The opening prologue to St. John's Gospel contains the well known verses (1, 2 and 14):

"In the beginning was the Word, and the Word was with God, and the Word was God. He was with God in the beginning...

The Word became flesh and lived for a while among us. We have seen his glory, the glory of the one and only Son, who came from the Father, full of grace and truth". (N.I.V)

God the Son is the Father's message of love, calling us to be children of God, to be born of God (verse 13). Jesus is also the light to guide us on our way (verse 9). All scripture demonstrates the immensity of God's love for us, and nowhere more so than in the sending of Jesus to "pitch his tent" to "tabernacle", to pitch his lot in with humanity for that is what John 1: 4 means.

But when a word is spoken, it is meant to be listened to— it is for the person(s) spoken to. We had better take this seriously.

Reading the Bible prayerfully, reflecting on portions of the message, allowing Scripture to absorb us: all this is listening to the Word.

It is listening to the words in a way which enables us to hear the Word behind the words, or to hear the Word within the words. As we learn to respond to the WORD, so we become united with him in a way which continues to grow.

Jesus Is Our Model

At several places in his Gospel, John shows Jesus listening to the Father. Jesus stressed the fact that everything he has learned from the Father, he has made known to us. Jesus is therefore a great listener, and one worthy to be listened to, first because of the source of his knowledge and secondly because what he speaks is for us to hear.

A few Bible references (New International Version) will demonstrate how Jesus expressed his role.

"Don't you believe that I am in the Father, and the Father is in me? The words I say to you are not just my own. Rather, it is the Father, living in me, who is doing his work." (John 14: 10)

"He who does not love me will not obey my teaching. These words you hear are not my own; they belong to the Father who sent me". (John 14: 24)

"For I gave them the words you gave me and they accepted them".
(John 17: 8)

"...I have called you friends for everything that I learned from my father I have made known to you" (John 15: 15)

Listening to the Word

Listening to the words of Jesus is listening to Jesus the Word of God and this is what we call contemplative meditation. Christians describe their meditation in other ways as well. However, the remembering or recitation of scripture and listening to it in the silence of our hearts is an ancient and well established practice of God's people. It is following the model Jesus gave. It is waiting upon God.

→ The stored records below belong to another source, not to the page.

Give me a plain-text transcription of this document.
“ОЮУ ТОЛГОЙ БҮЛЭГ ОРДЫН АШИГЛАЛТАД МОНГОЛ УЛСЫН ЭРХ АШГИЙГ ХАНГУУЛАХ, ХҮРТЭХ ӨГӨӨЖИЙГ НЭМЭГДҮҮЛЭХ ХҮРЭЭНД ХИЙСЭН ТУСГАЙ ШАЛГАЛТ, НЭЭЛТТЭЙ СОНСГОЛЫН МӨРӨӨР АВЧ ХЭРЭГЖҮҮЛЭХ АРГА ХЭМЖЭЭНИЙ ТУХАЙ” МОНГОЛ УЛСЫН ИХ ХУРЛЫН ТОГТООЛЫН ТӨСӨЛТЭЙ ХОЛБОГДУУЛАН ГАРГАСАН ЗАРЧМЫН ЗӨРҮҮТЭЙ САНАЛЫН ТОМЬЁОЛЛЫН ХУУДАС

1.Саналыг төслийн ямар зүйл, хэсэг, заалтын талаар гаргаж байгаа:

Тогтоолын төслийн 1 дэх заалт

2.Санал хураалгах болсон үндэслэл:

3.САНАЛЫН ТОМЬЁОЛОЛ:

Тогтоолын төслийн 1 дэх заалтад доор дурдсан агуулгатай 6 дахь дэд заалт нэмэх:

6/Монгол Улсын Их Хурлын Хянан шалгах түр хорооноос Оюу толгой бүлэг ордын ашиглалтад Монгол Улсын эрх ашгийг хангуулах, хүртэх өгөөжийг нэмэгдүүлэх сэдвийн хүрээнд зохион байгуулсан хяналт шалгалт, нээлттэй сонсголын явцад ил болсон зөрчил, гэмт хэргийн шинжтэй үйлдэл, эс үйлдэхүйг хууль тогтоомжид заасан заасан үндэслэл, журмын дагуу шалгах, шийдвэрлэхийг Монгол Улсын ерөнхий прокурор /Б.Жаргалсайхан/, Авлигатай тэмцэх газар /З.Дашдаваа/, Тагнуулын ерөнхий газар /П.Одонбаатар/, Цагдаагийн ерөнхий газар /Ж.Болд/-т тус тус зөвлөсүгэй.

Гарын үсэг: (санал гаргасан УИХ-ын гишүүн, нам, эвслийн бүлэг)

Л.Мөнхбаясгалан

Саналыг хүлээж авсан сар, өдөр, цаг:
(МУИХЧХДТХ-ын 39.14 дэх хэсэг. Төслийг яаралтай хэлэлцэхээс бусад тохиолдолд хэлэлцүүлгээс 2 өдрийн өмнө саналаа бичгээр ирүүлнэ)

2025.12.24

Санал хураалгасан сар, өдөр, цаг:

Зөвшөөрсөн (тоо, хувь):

In contemplative meditation we listen in an interior way. We open our whole selves (body and soul) to the Word. We feed on the Word. As we listen and hear, the Spirit takes us into the Word if we respond as the Spirit leads. As John Chapter 14 infers, it is the Holy Spirit who teaches us to pray, so this is something for which we can ask help to do better. Prayer is a gift, and we should never take it for granted. Rather we should ask for the Spirit's help to pray more lovingly. We can put our total confidence in the guidance in the Holy Spirit. We have our Lord's own assurance of that as we read in John 16: 14 15 (N.I.V)

"He will bring glory to me by taking what is mine and making it known to you. All that belongs to the Father is mine. That is why I said the Spirit will take from what is mine and make it known to you."